ダークウルフたちに回避行動は見受けられない。指揮官はその様子に、「所詮、魔物か」と嘲笑――
「な、なにぃぃぃいい!?」
――出来ずに、目を見開いて驚愕した。
一斉掃射による範囲射撃は、ダークウルフを穿つと思われたその瞬間、ダークウルフの影がまるで生物かのように蠢き、殺到する全ての矢がその影へと飲み込まれていくのであった。
特殊能力〈影操作〉。全てのダークウルフが疾走しつつ影を操り、飛翔する矢を影空間へと収納しただけのこと。

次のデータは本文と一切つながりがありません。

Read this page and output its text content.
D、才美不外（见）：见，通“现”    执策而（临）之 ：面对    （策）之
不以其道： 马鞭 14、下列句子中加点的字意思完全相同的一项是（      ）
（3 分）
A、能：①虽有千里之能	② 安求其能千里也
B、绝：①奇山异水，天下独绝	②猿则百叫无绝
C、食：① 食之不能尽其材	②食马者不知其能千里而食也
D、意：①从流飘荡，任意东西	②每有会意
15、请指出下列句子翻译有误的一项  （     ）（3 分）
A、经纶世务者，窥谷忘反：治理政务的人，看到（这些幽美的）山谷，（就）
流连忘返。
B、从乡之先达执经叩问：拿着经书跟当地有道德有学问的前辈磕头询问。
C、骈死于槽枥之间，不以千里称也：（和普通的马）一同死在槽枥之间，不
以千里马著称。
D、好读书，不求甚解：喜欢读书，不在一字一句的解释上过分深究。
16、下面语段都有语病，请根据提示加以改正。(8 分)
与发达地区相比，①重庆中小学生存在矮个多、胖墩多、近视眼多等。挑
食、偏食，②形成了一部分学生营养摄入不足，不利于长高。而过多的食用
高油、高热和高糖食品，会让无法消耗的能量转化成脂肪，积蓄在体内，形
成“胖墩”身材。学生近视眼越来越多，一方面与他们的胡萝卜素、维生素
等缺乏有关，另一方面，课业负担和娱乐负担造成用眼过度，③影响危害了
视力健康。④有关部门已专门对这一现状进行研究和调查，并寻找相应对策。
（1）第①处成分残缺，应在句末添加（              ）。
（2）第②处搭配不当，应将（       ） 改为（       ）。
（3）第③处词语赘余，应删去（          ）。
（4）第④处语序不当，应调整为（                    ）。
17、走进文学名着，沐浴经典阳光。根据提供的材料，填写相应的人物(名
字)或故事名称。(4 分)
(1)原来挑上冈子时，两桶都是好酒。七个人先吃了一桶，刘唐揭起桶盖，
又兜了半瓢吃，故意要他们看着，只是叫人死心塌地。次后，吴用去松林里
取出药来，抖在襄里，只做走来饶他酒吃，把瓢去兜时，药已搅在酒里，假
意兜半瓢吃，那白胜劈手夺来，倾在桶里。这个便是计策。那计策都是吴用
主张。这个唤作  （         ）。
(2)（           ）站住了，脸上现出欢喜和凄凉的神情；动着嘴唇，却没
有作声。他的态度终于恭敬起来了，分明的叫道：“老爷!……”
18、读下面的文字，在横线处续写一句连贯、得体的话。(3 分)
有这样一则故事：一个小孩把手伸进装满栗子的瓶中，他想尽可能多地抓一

人族が放つ矢程度ではダークウルフの疾駆を止めるには至らない。
「放て放てッ! とにかく奴らを足止めしろッ!」
予想外の展開に混乱する指揮官は、狂ったように唾を飛ばしながら指示を出し続ける。
が――。
「ダ、ダメですッ!? と、止まりませんッ!」
幾度も矢を射掛けるものの、その全てが無意味。不可思議な蠢く影により阻まれ、進軍を止めるには至らない。
「クッ! 全弓兵部隊員に告ぐッ! 武装を変更ッ! 接近戦に備えろッ!」
ダークウルフは既に目前だ。もはや効果の無い弓装から接近戦装備に換装を指示。
牙を剥き出しに憤怒の表情で迫るダークウルフの群れに、重装歩兵部隊の面々は、グッと奥歯を食いしばり、衝撃に備える。
「なっ!?」
決死の覚悟で進軍を阻もうとした重装歩兵をまるで嘲笑うかのように、直前でダークウルフたちは跳躍。重武装による鈍重さにより、重装歩兵は即座に対応出来ず、頭上を飛翔するダークウルフたちを呆然と見送ることしか出来なかった。
易々と敵陣内部へと侵入を果たしたダークウルフは疾走そのままに鋭い爪牙を振るい、そして闇魔術を用いて、動揺極まる兵士共を蹂躙していく。
「ぎゃぁ! う、腕がっ!」
「ひぃぃ!?」
「狼狽えるなッ! 侵入した奴らの数は少ないッ! 複数人で掛かれば――ひぎゃっ!?」
必死に部隊の立て直しを図る指揮官だったが、シュッと真横を横切ったダークウルフの鋭爪によって、頭部を粉砕されてしまう。
指揮官を失ってしまった部隊の末路は、最悪の一言。障害物の多い森林地帯でこそ、その真価が発揮されるダークウルフの機動力を前に誰も対策を打てず。至る所から鮮血の飛沫が噴き出し、腸を食い散らかされていく。
伯爵軍中央は、たった四〇のダークウルフに翻弄され、蹂躙され、瞬く間に阿鼻叫喚の地獄へと化していく。
左翼を預かる指揮官は、中央部の甚大な被害に思わず舌打ち。援軍に向かおうにも、恐怖に駆られて逃げ惑う中央軍兵士に阻まれ、思うように動けない。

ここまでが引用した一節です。